Early on, around the third and fourth days, they each got injured. Ken hit a termite mound with his right foot. (When a four-wheel drive vehicle travels the Canning Stock Route, it follows the wheel tracks, and only a few centimetres or so of mudguard actually projects outside the wheels. But on a motorbike, a lot of the motorbike and your feet project out on either side of the wheels.) Ken took his shoe off that night. His foot swelled up overnight, and he could hardly get his shoe back on the next morning. So he left his right shoe on for the rest of the trip. The next day, David broke three toes on his right foot, and he left his right shoe on for the next week.
A few days later, at the 11 am stop, they arrived at an empty well. They had each drunk 15 litres of water, and had only 5 litres each left. They didn’t stop, and pushed on to the next well which was quite close, only about 20 km away.
They soon began to experience heat exhaustion. David described it as the feeling you get when you drink five nips of rum really quickly.
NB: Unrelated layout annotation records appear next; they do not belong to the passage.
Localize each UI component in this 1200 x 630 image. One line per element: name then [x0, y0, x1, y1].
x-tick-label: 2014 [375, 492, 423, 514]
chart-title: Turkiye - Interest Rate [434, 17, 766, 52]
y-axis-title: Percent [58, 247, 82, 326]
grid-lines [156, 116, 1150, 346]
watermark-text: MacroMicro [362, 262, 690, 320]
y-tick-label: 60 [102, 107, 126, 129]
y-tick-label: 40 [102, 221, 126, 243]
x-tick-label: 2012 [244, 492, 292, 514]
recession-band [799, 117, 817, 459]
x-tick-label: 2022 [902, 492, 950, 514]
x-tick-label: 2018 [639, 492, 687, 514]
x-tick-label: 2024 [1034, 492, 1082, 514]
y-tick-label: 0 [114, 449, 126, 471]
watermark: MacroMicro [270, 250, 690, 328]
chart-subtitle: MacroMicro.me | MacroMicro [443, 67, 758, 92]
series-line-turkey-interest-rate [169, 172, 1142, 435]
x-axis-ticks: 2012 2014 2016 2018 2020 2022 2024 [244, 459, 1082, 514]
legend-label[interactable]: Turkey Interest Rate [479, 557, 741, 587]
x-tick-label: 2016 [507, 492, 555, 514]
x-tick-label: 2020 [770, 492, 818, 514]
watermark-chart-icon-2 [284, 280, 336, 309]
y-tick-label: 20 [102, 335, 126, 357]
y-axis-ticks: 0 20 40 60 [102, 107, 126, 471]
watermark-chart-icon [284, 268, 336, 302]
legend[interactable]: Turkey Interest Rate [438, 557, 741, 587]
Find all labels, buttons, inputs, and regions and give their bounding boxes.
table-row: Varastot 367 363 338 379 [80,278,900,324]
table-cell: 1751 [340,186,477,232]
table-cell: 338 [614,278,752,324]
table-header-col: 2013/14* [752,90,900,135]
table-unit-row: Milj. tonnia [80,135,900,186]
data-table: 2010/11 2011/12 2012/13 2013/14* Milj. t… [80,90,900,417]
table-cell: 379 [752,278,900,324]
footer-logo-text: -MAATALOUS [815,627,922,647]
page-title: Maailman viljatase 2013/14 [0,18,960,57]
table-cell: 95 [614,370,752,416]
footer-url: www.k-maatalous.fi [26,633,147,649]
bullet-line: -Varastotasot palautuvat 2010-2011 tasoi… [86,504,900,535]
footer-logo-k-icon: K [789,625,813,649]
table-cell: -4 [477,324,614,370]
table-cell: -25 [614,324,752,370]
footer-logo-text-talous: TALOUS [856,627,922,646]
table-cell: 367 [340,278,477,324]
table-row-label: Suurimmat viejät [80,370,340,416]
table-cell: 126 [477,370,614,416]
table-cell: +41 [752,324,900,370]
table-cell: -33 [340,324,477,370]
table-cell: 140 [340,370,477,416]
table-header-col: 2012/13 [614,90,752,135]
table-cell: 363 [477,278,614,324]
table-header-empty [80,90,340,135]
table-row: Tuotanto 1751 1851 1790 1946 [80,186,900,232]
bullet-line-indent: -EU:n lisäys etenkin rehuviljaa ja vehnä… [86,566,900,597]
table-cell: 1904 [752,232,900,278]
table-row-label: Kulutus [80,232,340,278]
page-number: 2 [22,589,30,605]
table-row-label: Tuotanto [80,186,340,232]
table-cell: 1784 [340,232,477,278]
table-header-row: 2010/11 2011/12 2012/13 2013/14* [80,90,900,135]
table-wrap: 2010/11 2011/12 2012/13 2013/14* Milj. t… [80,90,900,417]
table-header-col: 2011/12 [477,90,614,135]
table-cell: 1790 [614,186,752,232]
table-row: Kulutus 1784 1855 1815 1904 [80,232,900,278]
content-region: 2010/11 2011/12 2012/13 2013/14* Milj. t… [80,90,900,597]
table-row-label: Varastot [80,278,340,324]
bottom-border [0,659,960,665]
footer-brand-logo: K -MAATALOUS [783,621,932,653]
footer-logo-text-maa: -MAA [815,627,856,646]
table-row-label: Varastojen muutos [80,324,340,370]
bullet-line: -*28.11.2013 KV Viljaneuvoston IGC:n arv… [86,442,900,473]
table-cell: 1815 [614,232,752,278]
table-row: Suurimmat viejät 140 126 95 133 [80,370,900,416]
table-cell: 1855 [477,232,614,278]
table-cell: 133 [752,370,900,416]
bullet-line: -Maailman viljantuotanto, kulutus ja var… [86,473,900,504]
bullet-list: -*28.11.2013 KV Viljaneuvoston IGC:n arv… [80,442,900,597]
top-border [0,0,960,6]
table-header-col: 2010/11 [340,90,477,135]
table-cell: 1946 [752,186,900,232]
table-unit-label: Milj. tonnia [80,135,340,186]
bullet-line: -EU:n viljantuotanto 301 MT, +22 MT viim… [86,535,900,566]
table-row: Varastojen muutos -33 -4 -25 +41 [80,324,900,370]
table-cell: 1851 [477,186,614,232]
He was breathing very fast, felt dizzy, and was so uncoordinated that he kept falling over. But because they were so irrational from the dehydration caused by the heat exhaustion, they just kept on riding and falling over, and riding and falling over, sustaining more injuries with each fall, and laughing uproariously at the fun of it all. They arrived at the next well (which luckily had water) around midday.
‘We decided we deserved a rest after that, so we didn’t do the evening run.’ They lay down and rested, and drank. ‘When you’re buggered, you don’t feel like drinking, but you know you have to,’ David said. So they stuck to their rule and kept on drinking water. Gradually their heads became clearer, and they realised what terrible shape they were in, and how close they had been to death. But they still hadn’t urinated so they kept on drinking. And finally after sundown, around 8 pm, eight hours after they had started resting and drinking, they finally urinated and went to sleep.